Opinión
¿Cómo cambia la identidad a partir de los 40?
Antes del inicio de este siglo, la idea que se tenía sobre cumplir 40 años era verdaderamente pensar en el declive y así nuestra generación antecesora vivió creyendo que lo que no lograron construir antes de los 30 ya sería imposible de alcanzar, y hablo tanto de cambios en paradigmas como específicamente en logros personales, se pensaba que cruzar los 40 era una especie de antesala donde la juventud se despide y todo lo demás empieza a encogerse: los sueños, la energía, las posibilidades, las ganas de sobre salir y triunfar, y se mal llamaba la “crisis de los 40”.
Por fortuna algo que sí ha convenido a los cambios presentados sobre todo en la última década es la explosión de información respecto de cómo definió nuestra personalidad las vivencias de la infancia, con esto muchas personas de la generación X que han buscado este re encuentro y sanación lejos de seguir pensando como en antaño; nos hemos re construido de tal manera que ahora ya elegimos vivir esa disrupción de pensamiento y sobre todo de actos que sí empoderan, que encajan, que sí funcionan y que sí modifican nuestra versión, transformándola en una mucho mejor.
Así aunque entendemos que el tiempo no pide permiso y empieza a hacer su trabajo, con éste llegan también preguntas que incomodan tales como:
¿Esto realmente me gusta?
Esta vida, ¿la elegí o la heredé?
¿Estoy donde quiero estar o donde aprendí a quedarme?
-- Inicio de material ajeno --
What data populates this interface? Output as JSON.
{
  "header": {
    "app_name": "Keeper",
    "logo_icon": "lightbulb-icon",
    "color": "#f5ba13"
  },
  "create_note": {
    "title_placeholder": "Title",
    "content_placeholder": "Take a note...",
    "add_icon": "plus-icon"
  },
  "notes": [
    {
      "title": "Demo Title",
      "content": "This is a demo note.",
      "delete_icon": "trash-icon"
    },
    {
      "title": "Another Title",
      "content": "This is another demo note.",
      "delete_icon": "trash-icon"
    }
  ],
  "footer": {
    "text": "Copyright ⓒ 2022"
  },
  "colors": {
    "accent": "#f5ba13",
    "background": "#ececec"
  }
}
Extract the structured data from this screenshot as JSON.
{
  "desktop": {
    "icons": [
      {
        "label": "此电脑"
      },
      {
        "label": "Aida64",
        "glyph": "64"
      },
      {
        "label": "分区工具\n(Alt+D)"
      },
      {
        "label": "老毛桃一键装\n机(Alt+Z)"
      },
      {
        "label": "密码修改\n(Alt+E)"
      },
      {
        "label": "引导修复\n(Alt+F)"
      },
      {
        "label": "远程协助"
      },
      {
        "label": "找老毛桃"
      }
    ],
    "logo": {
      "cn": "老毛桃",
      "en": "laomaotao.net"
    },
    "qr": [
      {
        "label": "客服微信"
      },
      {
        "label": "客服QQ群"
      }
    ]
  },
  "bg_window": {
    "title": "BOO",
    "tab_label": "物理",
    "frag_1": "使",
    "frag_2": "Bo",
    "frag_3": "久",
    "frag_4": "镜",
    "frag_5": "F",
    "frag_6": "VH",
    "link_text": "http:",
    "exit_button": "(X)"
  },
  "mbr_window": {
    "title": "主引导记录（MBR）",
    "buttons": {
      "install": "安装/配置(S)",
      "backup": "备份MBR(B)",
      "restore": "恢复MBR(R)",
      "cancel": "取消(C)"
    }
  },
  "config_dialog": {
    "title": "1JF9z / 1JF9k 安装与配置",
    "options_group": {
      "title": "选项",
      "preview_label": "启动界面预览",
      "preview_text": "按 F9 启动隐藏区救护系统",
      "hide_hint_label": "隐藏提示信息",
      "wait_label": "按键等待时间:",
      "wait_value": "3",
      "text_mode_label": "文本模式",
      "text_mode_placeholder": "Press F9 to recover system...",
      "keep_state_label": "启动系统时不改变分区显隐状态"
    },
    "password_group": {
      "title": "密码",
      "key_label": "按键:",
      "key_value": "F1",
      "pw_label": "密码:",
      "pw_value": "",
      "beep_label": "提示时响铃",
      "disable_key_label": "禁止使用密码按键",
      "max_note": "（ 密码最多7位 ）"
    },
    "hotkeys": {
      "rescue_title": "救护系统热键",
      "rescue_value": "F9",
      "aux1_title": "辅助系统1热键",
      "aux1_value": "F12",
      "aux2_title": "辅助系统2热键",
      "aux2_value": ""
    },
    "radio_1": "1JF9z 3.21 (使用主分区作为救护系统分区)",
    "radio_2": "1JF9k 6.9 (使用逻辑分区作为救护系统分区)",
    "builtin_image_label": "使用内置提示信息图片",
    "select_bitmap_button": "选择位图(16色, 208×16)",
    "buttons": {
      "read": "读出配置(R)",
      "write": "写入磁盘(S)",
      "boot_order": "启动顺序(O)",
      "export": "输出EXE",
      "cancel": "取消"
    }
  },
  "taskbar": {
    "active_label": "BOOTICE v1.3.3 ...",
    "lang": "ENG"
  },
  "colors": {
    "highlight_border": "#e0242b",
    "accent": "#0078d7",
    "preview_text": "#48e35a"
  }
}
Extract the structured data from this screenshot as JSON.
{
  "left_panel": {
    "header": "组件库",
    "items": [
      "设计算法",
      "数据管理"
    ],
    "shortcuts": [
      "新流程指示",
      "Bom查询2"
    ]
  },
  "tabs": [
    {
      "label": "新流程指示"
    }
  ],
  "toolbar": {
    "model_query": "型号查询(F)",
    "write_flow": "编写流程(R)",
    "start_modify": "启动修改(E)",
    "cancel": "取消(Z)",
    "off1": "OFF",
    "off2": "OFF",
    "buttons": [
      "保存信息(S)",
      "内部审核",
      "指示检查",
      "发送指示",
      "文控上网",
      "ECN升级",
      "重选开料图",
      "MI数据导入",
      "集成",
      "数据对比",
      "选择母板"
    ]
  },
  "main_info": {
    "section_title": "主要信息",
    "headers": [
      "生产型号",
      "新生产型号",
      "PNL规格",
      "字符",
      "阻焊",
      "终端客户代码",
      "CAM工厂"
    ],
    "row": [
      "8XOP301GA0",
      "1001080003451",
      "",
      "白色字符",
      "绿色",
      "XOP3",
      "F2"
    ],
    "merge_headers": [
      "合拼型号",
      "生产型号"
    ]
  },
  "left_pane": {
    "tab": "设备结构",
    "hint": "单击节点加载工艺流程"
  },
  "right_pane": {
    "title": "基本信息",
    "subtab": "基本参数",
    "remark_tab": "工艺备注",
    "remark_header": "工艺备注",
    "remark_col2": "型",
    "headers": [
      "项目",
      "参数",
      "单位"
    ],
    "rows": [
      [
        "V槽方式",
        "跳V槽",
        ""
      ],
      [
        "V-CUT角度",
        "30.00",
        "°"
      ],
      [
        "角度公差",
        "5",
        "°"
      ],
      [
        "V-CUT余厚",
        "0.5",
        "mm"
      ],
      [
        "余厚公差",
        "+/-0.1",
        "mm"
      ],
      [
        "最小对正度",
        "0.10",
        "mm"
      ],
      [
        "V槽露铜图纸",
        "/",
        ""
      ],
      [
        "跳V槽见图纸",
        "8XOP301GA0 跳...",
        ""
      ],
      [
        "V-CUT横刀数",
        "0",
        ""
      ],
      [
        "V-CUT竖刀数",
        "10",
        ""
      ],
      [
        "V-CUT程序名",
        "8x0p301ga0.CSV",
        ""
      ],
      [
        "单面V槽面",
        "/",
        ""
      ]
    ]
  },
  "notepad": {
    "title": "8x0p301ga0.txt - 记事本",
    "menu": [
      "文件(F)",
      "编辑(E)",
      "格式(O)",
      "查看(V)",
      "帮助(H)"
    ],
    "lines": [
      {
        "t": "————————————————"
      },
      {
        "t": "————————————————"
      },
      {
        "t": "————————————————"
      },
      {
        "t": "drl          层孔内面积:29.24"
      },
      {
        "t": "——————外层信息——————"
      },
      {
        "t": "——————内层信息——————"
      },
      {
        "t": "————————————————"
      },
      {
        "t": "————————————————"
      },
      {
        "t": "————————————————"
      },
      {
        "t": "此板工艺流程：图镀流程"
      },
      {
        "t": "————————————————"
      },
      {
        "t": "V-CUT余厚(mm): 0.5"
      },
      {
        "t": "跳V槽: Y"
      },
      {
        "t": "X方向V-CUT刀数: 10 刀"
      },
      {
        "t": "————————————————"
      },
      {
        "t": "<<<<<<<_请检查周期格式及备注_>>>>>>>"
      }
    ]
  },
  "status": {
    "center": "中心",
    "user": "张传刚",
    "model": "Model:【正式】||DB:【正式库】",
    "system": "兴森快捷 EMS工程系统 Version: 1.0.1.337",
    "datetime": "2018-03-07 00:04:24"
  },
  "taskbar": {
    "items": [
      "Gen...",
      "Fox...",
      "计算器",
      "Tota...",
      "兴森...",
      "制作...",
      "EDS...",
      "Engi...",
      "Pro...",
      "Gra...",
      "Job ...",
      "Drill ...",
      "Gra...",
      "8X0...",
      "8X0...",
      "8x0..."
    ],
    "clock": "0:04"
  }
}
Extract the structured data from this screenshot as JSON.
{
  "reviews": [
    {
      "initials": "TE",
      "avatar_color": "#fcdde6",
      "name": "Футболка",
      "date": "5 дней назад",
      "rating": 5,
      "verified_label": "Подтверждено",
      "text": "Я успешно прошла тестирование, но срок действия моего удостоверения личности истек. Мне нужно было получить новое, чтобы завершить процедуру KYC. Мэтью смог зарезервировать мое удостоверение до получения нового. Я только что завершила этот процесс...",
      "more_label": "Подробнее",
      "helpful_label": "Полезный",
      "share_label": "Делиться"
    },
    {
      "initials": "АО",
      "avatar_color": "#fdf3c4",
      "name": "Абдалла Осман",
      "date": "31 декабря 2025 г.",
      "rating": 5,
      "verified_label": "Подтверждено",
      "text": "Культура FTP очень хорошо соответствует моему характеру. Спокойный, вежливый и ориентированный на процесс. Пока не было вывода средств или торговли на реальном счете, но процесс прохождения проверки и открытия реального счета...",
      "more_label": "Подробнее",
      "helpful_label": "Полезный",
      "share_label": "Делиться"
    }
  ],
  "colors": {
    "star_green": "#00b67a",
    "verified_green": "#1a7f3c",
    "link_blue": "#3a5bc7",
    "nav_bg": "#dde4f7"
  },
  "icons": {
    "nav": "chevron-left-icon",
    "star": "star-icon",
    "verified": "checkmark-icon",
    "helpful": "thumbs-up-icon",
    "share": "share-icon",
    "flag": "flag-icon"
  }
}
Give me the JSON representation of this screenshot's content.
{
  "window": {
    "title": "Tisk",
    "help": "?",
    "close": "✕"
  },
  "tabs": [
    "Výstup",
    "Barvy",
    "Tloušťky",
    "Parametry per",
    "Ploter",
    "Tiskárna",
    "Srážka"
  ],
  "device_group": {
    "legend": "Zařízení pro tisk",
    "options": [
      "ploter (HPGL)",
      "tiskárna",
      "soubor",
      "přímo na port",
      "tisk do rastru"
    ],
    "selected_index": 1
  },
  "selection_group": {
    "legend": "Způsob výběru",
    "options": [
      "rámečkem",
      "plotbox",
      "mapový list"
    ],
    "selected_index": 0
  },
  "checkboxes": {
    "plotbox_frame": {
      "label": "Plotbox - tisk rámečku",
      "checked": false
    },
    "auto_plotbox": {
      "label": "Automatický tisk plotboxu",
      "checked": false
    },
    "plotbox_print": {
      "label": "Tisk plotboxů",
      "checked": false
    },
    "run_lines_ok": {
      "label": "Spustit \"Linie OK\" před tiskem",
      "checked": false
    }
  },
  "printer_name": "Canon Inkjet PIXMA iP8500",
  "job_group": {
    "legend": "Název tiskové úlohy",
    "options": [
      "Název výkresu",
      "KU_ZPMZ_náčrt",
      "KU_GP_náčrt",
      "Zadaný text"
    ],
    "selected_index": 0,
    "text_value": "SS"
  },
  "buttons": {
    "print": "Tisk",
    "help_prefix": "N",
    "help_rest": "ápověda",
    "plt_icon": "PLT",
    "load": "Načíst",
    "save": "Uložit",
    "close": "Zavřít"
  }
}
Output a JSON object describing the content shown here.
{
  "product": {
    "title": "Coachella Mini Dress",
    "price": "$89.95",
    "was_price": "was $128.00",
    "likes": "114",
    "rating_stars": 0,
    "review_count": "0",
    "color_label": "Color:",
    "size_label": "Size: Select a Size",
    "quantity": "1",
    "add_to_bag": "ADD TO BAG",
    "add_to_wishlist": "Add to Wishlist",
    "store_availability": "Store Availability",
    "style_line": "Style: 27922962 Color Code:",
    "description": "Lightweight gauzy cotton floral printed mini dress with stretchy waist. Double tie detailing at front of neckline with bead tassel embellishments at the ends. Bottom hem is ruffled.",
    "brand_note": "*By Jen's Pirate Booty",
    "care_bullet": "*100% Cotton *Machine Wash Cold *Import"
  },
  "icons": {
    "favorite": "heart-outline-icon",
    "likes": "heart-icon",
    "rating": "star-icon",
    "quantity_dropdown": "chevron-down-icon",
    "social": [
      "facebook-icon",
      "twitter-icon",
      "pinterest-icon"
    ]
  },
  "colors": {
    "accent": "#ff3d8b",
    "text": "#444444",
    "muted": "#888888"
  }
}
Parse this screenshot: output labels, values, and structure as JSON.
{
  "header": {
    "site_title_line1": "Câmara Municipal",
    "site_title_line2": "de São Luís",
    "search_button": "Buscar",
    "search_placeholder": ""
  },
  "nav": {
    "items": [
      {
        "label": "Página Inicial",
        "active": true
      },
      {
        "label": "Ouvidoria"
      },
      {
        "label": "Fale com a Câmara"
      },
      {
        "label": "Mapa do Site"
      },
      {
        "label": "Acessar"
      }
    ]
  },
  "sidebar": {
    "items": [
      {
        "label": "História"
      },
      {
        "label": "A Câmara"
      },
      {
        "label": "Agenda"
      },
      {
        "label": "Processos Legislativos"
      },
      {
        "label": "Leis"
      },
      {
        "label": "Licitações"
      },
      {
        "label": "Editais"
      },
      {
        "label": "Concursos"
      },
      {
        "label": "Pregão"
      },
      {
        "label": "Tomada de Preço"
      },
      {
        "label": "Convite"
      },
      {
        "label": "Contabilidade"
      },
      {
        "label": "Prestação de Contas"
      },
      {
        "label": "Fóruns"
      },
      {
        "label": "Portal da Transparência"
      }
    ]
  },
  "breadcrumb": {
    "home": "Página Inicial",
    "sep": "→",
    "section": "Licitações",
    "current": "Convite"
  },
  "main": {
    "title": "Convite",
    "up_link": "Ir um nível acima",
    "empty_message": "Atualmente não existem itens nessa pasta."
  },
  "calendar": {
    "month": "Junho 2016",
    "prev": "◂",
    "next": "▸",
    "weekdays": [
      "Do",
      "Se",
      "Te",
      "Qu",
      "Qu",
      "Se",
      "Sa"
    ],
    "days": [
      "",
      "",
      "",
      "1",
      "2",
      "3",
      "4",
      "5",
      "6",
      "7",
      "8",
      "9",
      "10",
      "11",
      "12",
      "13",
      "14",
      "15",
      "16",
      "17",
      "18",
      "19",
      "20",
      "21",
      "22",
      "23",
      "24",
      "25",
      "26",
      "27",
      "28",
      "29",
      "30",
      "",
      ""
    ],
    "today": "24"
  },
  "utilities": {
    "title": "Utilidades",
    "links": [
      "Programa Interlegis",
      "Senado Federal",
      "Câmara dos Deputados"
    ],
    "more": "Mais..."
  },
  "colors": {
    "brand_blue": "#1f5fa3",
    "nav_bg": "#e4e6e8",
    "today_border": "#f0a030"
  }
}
Esto en muchos sentidos es el inicio a una claridad que ya no dejamos ni queremos aplazar, a los 40 comienza una especie de negociación interna, derrumbamos certezas que parecían inamovibles y al mismo tiempo aparece algo más sólido: el deseo propio, no el que se adapta, no el que complace, sino el que insiste. Es cuando se redefine el éxito – ya no basta con acumular, ahora importa cómo se vive – Se establecen límites que antes parecían imposibles como decir que no sin culpa, alejarse, cambiar de rumbo, se ha vuelto más urgente cuidar la paz mental que incluso mantenernos cerca de quienes nos la roban, así sea familia.
Y en medio de todo esto ocurre algo que años atrás parecía impensable: gustar a todo el mundo; ahora a los 40 muchos descubren que ser fiel a uno mismo pesa más que ser aprobado por los demás. Hemos cambiado también la manera de llevar y sostener las relaciones (amorosas, familiares, amistosas) nos hemos vuelto más selectivos, se pierde la paciencia para lo superficial y se gana sensibilidad para lo auténtico.
Ahora cumplir 40 no es igual a perder la juventud, es perder el miedo… ahora se gana algo mucho más valioso: la posibilidad de vivir de una manera más honesta, más propia, más libre. Porque si antes la pregunta era ¿qué esperan de mí? Ahora por fin es ¿qué quiero para mí?
Y tal vez esa sea la verdadera segunda juventud; la que no busca volver atrás, sino empezar por primera vez desde uno mismo y lograr transmitir de manera asertiva esta libertad a la siguiente generación.